The most common design method for building these types of Web applications is to consolidate the security policy into the business logic of the Web application, whereby the application determines whether a user has access to a data in the database. In this case, the role of the database is only to store data and to provide data on request. In other words, if the WEB Application command database provides specific information, the database executes the command directly without checking the user's permissions.
In this article, you will learn how to implement application security rules at the database level with Oracle's built-in security features to improve the overall security of your application. As a spin-off benefit, implementing data access security directly in the database not only helps to improve the security of the application, but also helps reduce complexity.
Requirements for database-side security
What happens when you control data access from a WEB application? In most cases there is no problem; This is a good solution, especially when the data involved is not mission critical or top-secret. This approach is used in a number of books and online resources. In fact, a popular php/mysql book explicitly opposes the creation of more than one database user account per application because "additional users or complex permissions can reduce MySQL execution speed by checking for more information before an operation continues." That's true, but there are a few things you might consider before you give up the idea of consolidating security into database logic. Let's look at the following example.
Suppose you create a Content management system (CMS). It uses a database to store content published on a Web site. Most of the data is public, allowing anonymous Web users to read, but only editing change data. Use a single database account to access and modify records in the database and control security with PHP code by using password to protect access to pages that only administrators can access.

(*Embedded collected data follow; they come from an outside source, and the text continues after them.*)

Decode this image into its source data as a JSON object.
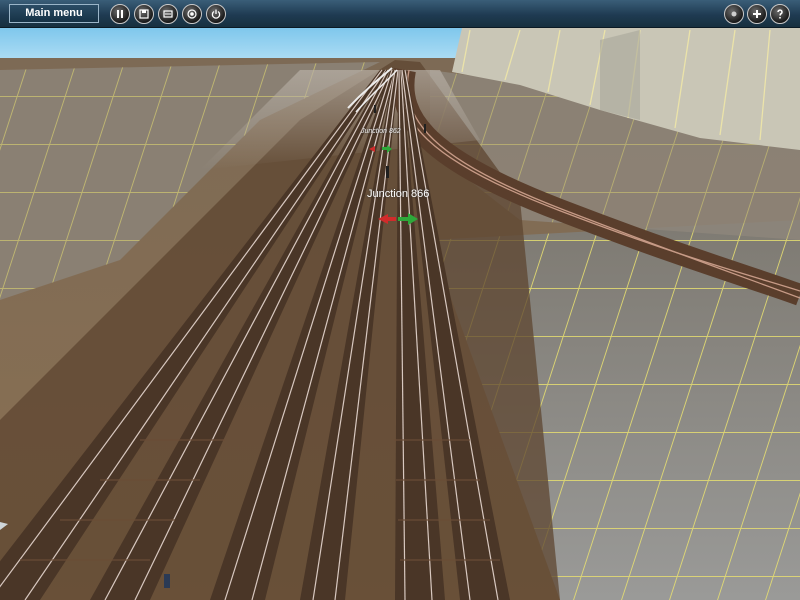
{
  "toolbar": {
    "main_menu_label": "Main menu",
    "left_buttons": [
      "pause-icon",
      "save-icon",
      "options-icon",
      "record-icon",
      "power-icon"
    ],
    "right_buttons": [
      "info-dot-icon",
      "add-icon",
      "help-icon"
    ]
  },
  "scene": {
    "junctions": [
      {
        "label": "Junction 866",
        "left_state": "red",
        "right_state": "green"
      },
      {
        "label": "Junction 862",
        "left_state": "red",
        "right_state": "green"
      }
    ],
    "colors": {
      "sky": "#8fd0f0",
      "ground": "#8a7255",
      "grid_line": "#e8e070",
      "tile": "#8d8d8d",
      "rail": "#e6e6e6"
    }
  }
}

If the public side of the Web application suffers from an attack of SQL injection on a public search form (that is, a form that is not tightly coded), the intruder may be able to execute arbitrary SQL statements on the database objects that the public account can access. Of course, in this case, the execution of the SELECT statement does not cause any major problems, because the data is inherently public. However, because common permissions and administrative permissions use the same database account, intruders can also execute UPDATE and DELETE statements, or even delete tables from the database.
How can we prevent this from happening? The easiest way to do this is to completely limit the permissions on the public database account to modify data. Let's take a look at how Oracle solves this problem.

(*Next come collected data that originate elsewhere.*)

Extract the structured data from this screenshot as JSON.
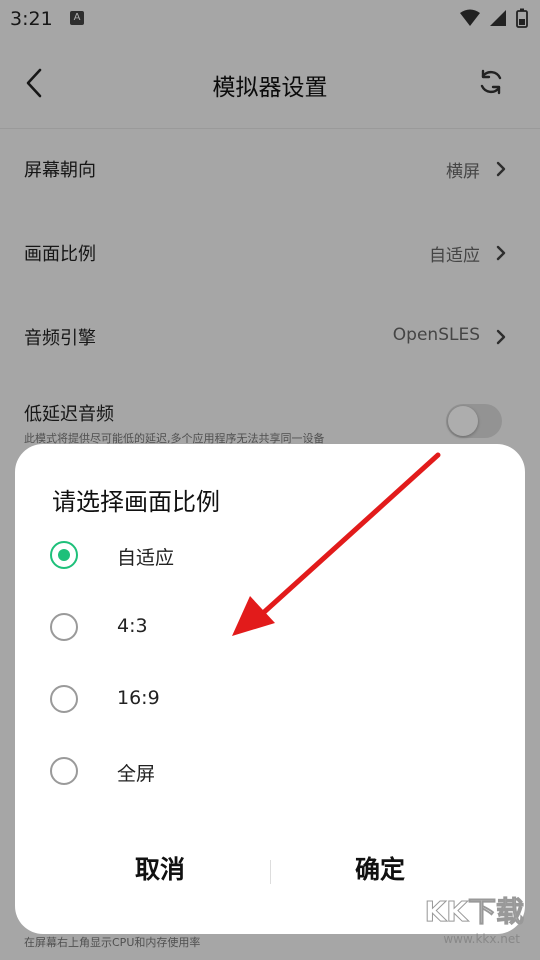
{
  "status": {
    "time": "3:21",
    "a_badge": "A"
  },
  "header": {
    "title": "模拟器设置"
  },
  "settings": [
    {
      "label": "屏幕朝向",
      "value": "横屏"
    },
    {
      "label": "画面比例",
      "value": "自适应"
    },
    {
      "label": "音频引擎",
      "value": "OpenSLES"
    }
  ],
  "low_latency": {
    "label": "低延迟音频",
    "desc": "此模式将提供尽可能低的延迟,多个应用程序无法共享同一设备",
    "on": false
  },
  "bottom_hint": "在屏幕右上角显示CPU和内存使用率",
  "dialog": {
    "title": "请选择画面比例",
    "options": [
      {
        "label": "自适应",
        "selected": true
      },
      {
        "label": "4:3",
        "selected": false
      },
      {
        "label": "16:9",
        "selected": false
      },
      {
        "label": "全屏",
        "selected": false
      }
    ],
    "cancel": "取消",
    "confirm": "确定"
  },
  "watermark": {
    "brand": "KK下载",
    "url": "www.kkx.net"
  },
  "colors": {
    "accent": "#1ec07a",
    "arrow": "#e21b1b"
  }
}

Basic overview of Oracle Security
Oracle databases provide WEB developers with many ways to control data access, from managing access to specific database objects, such as tables, views, and procedures, to data that controls individual rows or columns. Obviously, the discussion of each security feature or available option for Oracle is beyond the scope of this article. Here, we will not cover much detail, but only the most fundamental aspects of Oracle data Access security:
• Authentication and user accounts
• Permissions
• role
Authentication and user accounts. As with other databases, each user requesting access to Oracle (the database account) must pass validation. Validation work can be done by a database, an operating system, or a network service. In addition to Basic authentication (password validation), Oracle also supports strong validation mechanisms such as Kerberos, CyberSafe, RADIUS, and so on.

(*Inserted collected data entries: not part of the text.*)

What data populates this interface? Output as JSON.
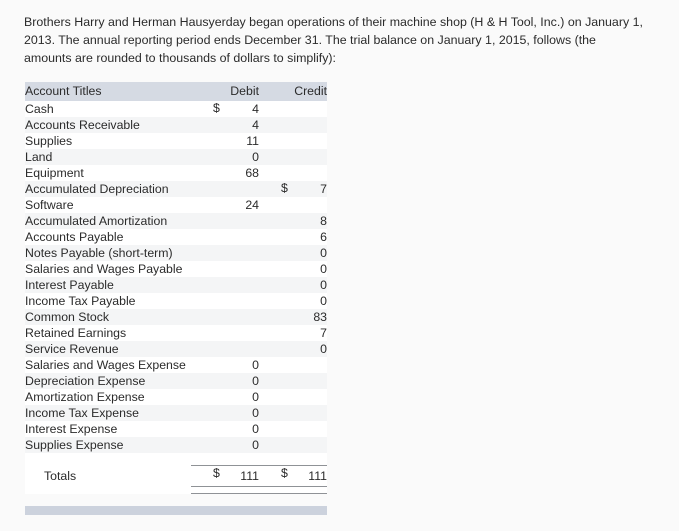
{
  "intro": {
    "paragraph": "Brothers Harry and Herman Hausyerday began operations of their machine shop (H & H Tool, Inc.) on January 1, 2013. The annual reporting period ends December 31. The trial balance on January 1, 2015, follows (the amounts are rounded to thousands of dollars to simplify):"
  },
  "table": {
    "headers": {
      "account": "Account Titles",
      "debit": "Debit",
      "credit": "Credit"
    },
    "currency_symbol": "$",
    "rows": [
      {
        "account": "Cash",
        "debit": "4",
        "credit": "",
        "debit_cur": "$",
        "credit_cur": ""
      },
      {
        "account": "Accounts Receivable",
        "debit": "4",
        "credit": "",
        "debit_cur": "",
        "credit_cur": ""
      },
      {
        "account": "Supplies",
        "debit": "11",
        "credit": "",
        "debit_cur": "",
        "credit_cur": ""
      },
      {
        "account": "Land",
        "debit": "0",
        "credit": "",
        "debit_cur": "",
        "credit_cur": ""
      },
      {
        "account": "Equipment",
        "debit": "68",
        "credit": "",
        "debit_cur": "",
        "credit_cur": ""
      },
      {
        "account": "Accumulated Depreciation",
        "debit": "",
        "credit": "7",
        "debit_cur": "",
        "credit_cur": "$"
      },
      {
        "account": "Software",
        "debit": "24",
        "credit": "",
        "debit_cur": "",
        "credit_cur": ""
      },
      {
        "account": "Accumulated Amortization",
        "debit": "",
        "credit": "8",
        "debit_cur": "",
        "credit_cur": ""
      },
      {
        "account": "Accounts Payable",
        "debit": "",
        "credit": "6",
        "debit_cur": "",
        "credit_cur": ""
      },
      {
        "account": "Notes Payable (short-term)",
        "debit": "",
        "credit": "0",
        "debit_cur": "",
        "credit_cur": ""
      },
      {
        "account": "Salaries and Wages Payable",
        "debit": "",
        "credit": "0",
        "debit_cur": "",
        "credit_cur": ""
      },
      {
        "account": "Interest Payable",
        "debit": "",
        "credit": "0",
        "debit_cur": "",
        "credit_cur": ""
      },
      {
        "account": "Income Tax Payable",
        "debit": "",
        "credit": "0",
        "debit_cur": "",
        "credit_cur": ""
      },
      {
        "account": "Common Stock",
        "debit": "",
        "credit": "83",
        "debit_cur": "",
        "credit_cur": ""
      },
      {
        "account": "Retained Earnings",
        "debit": "",
        "credit": "7",
        "debit_cur": "",
        "credit_cur": ""
      },
      {
        "account": "Service Revenue",
        "debit": "",
        "credit": "0",
        "debit_cur": "",
        "credit_cur": ""
      },
      {
        "account": "Salaries and Wages Expense",
        "debit": "0",
        "credit": "",
        "debit_cur": "",
        "credit_cur": ""
      },
      {
        "account": "Depreciation Expense",
        "debit": "0",
        "credit": "",
        "debit_cur": "",
        "credit_cur": ""
      },
      {
        "account": "Amortization Expense",
        "debit": "0",
        "credit": "",
        "debit_cur": "",
        "credit_cur": ""
      },
      {
        "account": "Income Tax Expense",
        "debit": "0",
        "credit": "",
        "debit_cur": "",
        "credit_cur": ""
      },
      {
        "account": "Interest Expense",
        "debit": "0",
        "credit": "",
        "debit_cur": "",
        "credit_cur": ""
      },
      {
        "account": "Supplies Expense",
        "debit": "0",
        "credit": "",
        "debit_cur": "",
        "credit_cur": ""
      }
    ],
    "totals": {
      "label": "Totals",
      "debit": "111",
      "credit": "111",
      "debit_cur": "$",
      "credit_cur": "$"
    }
  },
  "colors": {
    "page_background": "#fafafa",
    "header_bar": "#d5dae3",
    "row_stripe": "#f4f5f6",
    "text": "#2b2b2b",
    "rule": "#8f9296",
    "bottom_divider": "#ccd2dd"
  }
}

Role. An Oracle role is a well-known set of permissions. Although you can grant user account permissions directly, using roles can greatly simplify user management, especially when you need to manage a large number of users. It is highly efficient to create manageable small roles and then grant users one or more roles based on the user's security level. Not to mention how easy it is to modify permissions-simply modify the roles associated with the role, without modifying each user account.
To simplify the initial creation of a new user, Oracle has three predefined roles:
· Connect role-This role enables users to connect to the database and perform basic operations, such as creating their own tables. By default, this role cannot access other users ' tables.
· The RESOURCE role-resource role is similar to the CONNECT role, but it allows users to have more system privileges, such as creating triggers or stored procedures.
· DBA role-allows users to have all system permissions.